The commonly held perspective in economics and political economy research is that foreign direct investment (FDI) is a key economic factor shaping growth and development in post-socialist Central Eastern and Southeast Europe (CESEE). Those who focus on its positives emphasize the important role that FDI plays in bringing capital, technology, and know-how to the region. This is how they justify the need for tax and subsidy policies that serve the interests of multinational companies. Those who oppose this FDI-driven model of growth, and these voices have been growing due to the slowdown of growth since the Great Recession, criticize the inability of FDI to generate positive spillover effects onto the local economy, and even emphasize the negative ones, such as low wage labor and environmental pollution. They thus argue that government resources should be reallocated towards domestic firms. When we get to domestic firms, however, many become concerned with politicization of industrial policy and the stroking of national chauvinism in an era of growing authoritarian tendencies in the CESEE region.

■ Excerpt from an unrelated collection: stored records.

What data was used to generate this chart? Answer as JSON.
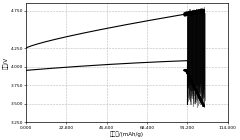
{
  "xlabel": "比容量/(mAh/g)",
  "ylabel": "电压/V",
  "xlim": [
    0,
    114000
  ],
  "ylim": [
    3.25,
    4.85
  ],
  "xticks": [
    0,
    22800,
    45600,
    68400,
    91200,
    114000
  ],
  "xtick_labels": [
    "0.000",
    "22,800",
    "45,600",
    "68,400",
    "91,200",
    "114,000"
  ],
  "yticks": [
    3.25,
    3.5,
    3.75,
    4.0,
    4.25,
    4.75
  ],
  "ytick_labels": [
    "3.250",
    "3.500",
    "3.750",
    "4.000",
    "4.250",
    "4.750"
  ],
  "bg_color": "#ffffff",
  "grid_color": "#bbbbbb",
  "charge_start_y": 4.25,
  "charge_end_y": 4.75,
  "discharge_start_y": 3.95,
  "discharge_mid_y": 4.1,
  "discharge_drop_x": 91000,
  "discharge_drop_y": 3.5,
  "bundle_start_x": 91000,
  "bundle_end_x": 101000,
  "num_cycles": 60
}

Our paper proposes a way out of this conundrum. Starting from the premise that peripheral economies typically have more heterogeneous sources of growth than argued in the FDI narrative, we map an additional cohort of relevant economic actors – exporting-oriented small and medium enterprises (SMEs). To explain how these economic actors internationalize without the help of FDI, we focus on the emergence of disruptive technological change and the rise of global value chains, both of which have been changing the face of production over the past two decades.
Our findings show that SMEs can draw on trans-local sources of knowledge exchange to become internationally competitive. Using SME owners’ networks abroad, immigration experiences, clients from online platforms, and contacts from outsourcing opportunities provides them with the knowledge they need to become innovative, and to repurpose old socialist industrial resources at their disposal. Our empirical strategy draws on an in-depth case study of Serbia, combining macroeconomic analysis and 145 interviews with exporting SMEs. To make our theoretical case, we rely on interdisciplinary research methods, combining insights from economics, economic geography, political economy and innovation studies scholarship.
Our paper opens a new research agenda in the political economy of dependent capitalism by showing that a country no longer needs to wait for entire industries to develop within its borders to connect to the global economy. More direct channels of interaction with the global economy exist, whether to complement the FDI model or to act as its replacement. Focusing on FDI as the only driver of exports narrows our understanding of peripheral countries’ growth models and makes them seem more homogeneous than they are. Identifying competitive exporting SMEs as an independent cohort of economic actors can improve our understanding of distributional conflicts that take place in peripheral export-led growth models. It also challenges the more recent tendencies in political economy literature to characterize all domestic capital in CESEE as inwards-oriented and vested in state capture and rent-seeking with increasingly corrupt and authoritarian governments.